All other transitions are officially banned from professional presentations. Any use of dissolve or any of the spinning/rotating transitions is grounds for guffawing out loud. Never, ever, use the customization to slow down a transition unless the next slide is supposed to be a surprise (accompanying drum roll is preferable).
4. Worthless Graphics, Images, Graphs, WordArt, SmartArt, etc …
- PowerPoint 2007 comes loaded with tons of amazing ways to jazz up your presentation with high impact visuals. Just make sure they are high impact and not highly annoying.
If every presenter who ever put a cute little kitten, or a funny(?) cartoon, or a “neat” picture on the slide with the company’s fourth quarter numbers was simultaneously hit in the head at the same time, the earth might actually come off its axis. Do not, under penalty of mockery, use unrelated visuals on your slides just to “give them some flair.”
- Make your images count. They say a picture is worth a thousand words, take advantage. Always use graphical elements as “proof.”
- Have a slide about deforestation? Show a picture of a clear-cut forest. Have a slide about how important it is to read to children? Show a picture of a happy child being read to. Have a slide about how the Marketing budget is up 23% this year? If you put a picture of a kitten hanging off of a string with the words, “Hang In There” on it, we all hope your project bulb burns out and you get a lot of paper cuts.
5. Auuurrrrrggggghhhh, I Wish I Was Color Blind!
- A woman once remarked that she would never date a man if he wore a brown belt (or shoes) with black pants because it meant that no one had ever loved him enough to save him. The same can be said of many PowerPoint creators.
I once asked a colleague why he chose to deliver a 45 minute presentation with red, cursive style, text on a neon orange background.
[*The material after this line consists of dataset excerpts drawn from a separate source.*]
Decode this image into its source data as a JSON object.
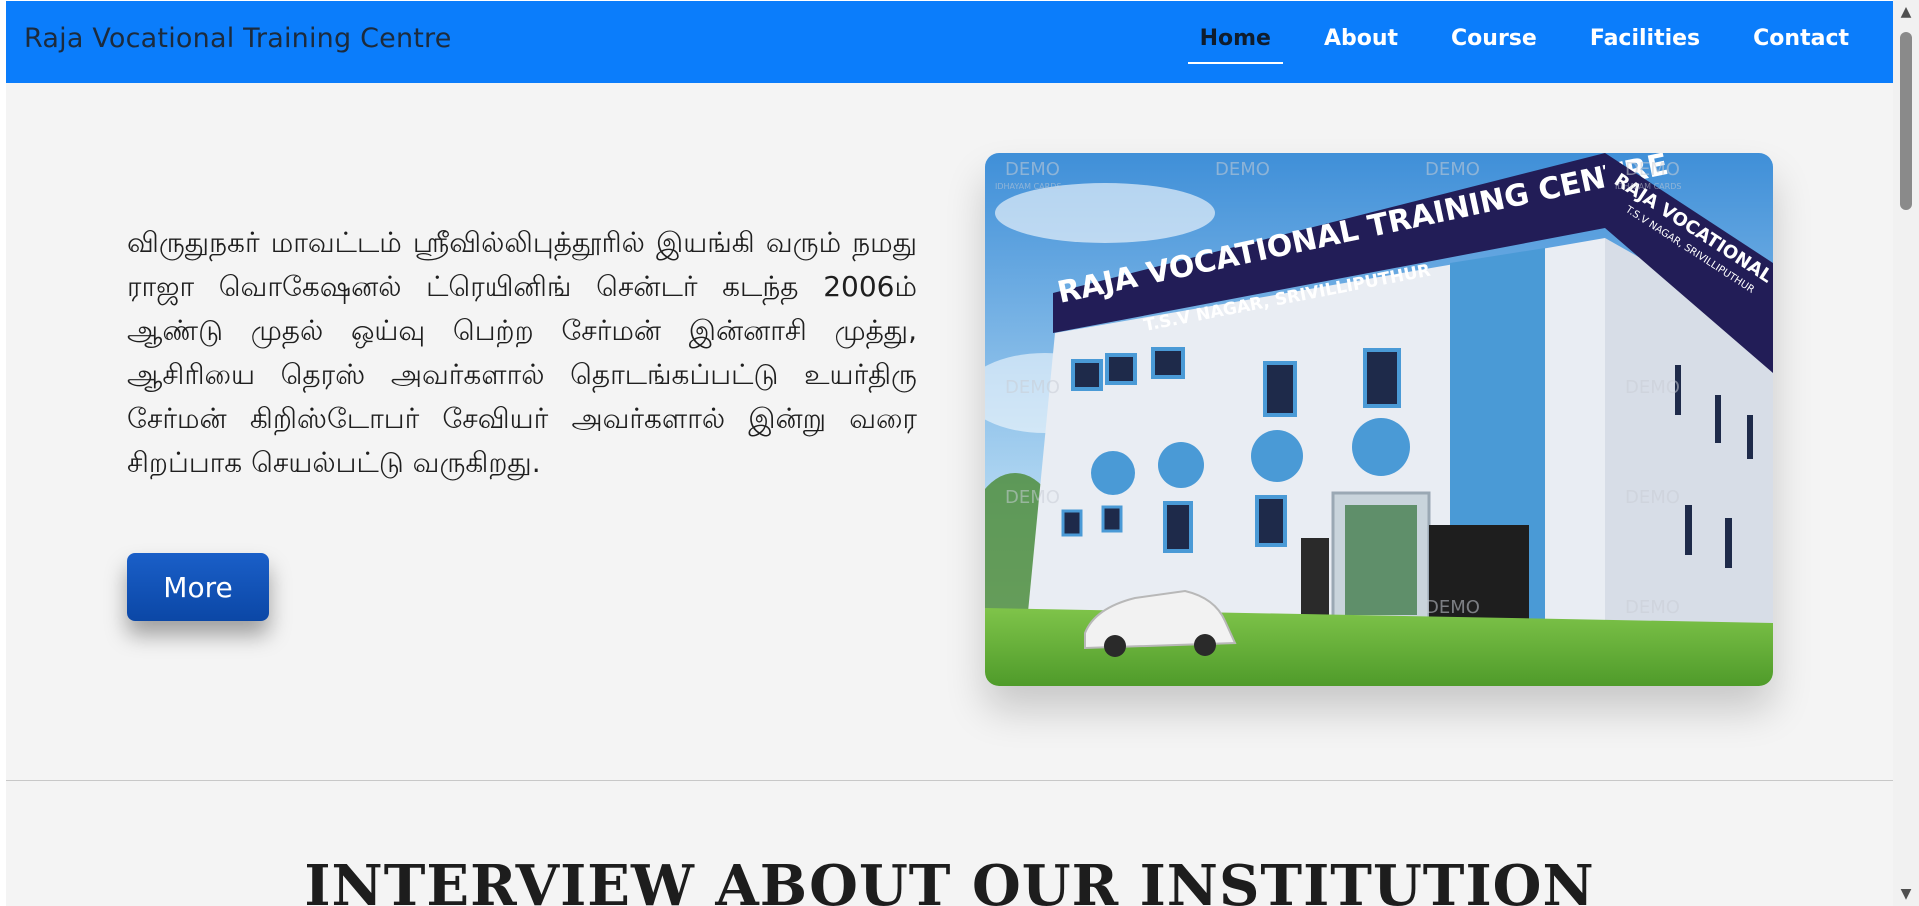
{
  "navbar": {
    "brand": "Raja Vocational Training Centre",
    "links": [
      {
        "label": "Home",
        "active": true
      },
      {
        "label": "About",
        "active": false
      },
      {
        "label": "Course",
        "active": false
      },
      {
        "label": "Facilities",
        "active": false
      },
      {
        "label": "Contact",
        "active": false
      }
    ]
  },
  "hero": {
    "text": "விருதுநகர் மாவட்டம் ஸ்ரீவில்லிபுத்தூரில் இயங்கி வரும் நமது ராஜா வொகேஷனல் ட்ரெயினிங் சென்டர் கடந்த 2006ம் ஆண்டு முதல் ஒய்வு பெற்ற சேர்மன் இன்னாசி முத்து, ஆசிரியை தெரஸ் அவர்களால் தொடங்கப்பட்டு உயர்திரு சேர்மன் கிறிஸ்டோபர் சேவியர் அவர்களால் இன்று வரை சிறப்பாக செயல்பட்டு வருகிறது.",
    "button": "More",
    "image": {
      "sign_main": "RAJA VOCATIONAL TRAINING CENTRE",
      "sign_sub": "T.S.V NAGAR, SRIVILLIPUTHUR",
      "side_sign_main": "RAJA VOCATIONAL TRAINING",
      "side_sign_sub": "T.S.V NAGAR, SRIVILLIPUTHUR",
      "watermark": "DEMO",
      "watermark_sub": "IDHAYAM CARDS"
    }
  },
  "section": {
    "title": "INTERVIEW ABOUT OUR INSTITUTION"
  },
  "colors": {
    "navbar": "#0b7dfb",
    "button": "#0b47a6",
    "page_bg": "#f4f4f4"
  },
  "icons": {
    "scroll_up": "triangle-up-icon",
    "scroll_down": "triangle-down-icon"
  }
}
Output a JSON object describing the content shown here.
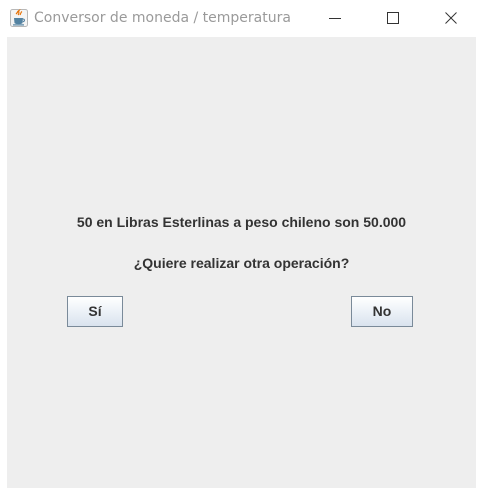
{
  "window": {
    "title": "Conversor de moneda / temperatura",
    "icon": "java-icon"
  },
  "dialog": {
    "message_line1": "50 en Libras Esterlinas a peso chileno son 50.000",
    "message_line2": "¿Quiere realizar otra operación?",
    "yes_label": "Sí",
    "no_label": "No"
  },
  "colors": {
    "content_background": "#eeeeee",
    "title_text": "#9a9a9a",
    "button_border": "#7a8a99"
  }
}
He said, “Because before this presentation, no one had ever seen that before, so they’ll definitely remember it.”
I’ve never had a fire ant trapped under the eyelid before either, and while I am sure I would always remember it, I don’t think that would be a good thing.
- Fortunately, PowerPoint 2007 comes stocked with Themes and color schemes to allow even the most color-challenged make compelling PowerPoint presentations. If you don’t know why purple text on a lime green background is a bad idea, then for the love of all that is good, please, please, please stick to the supplied themes and color schemes, there are plenty of them to keep it “new.”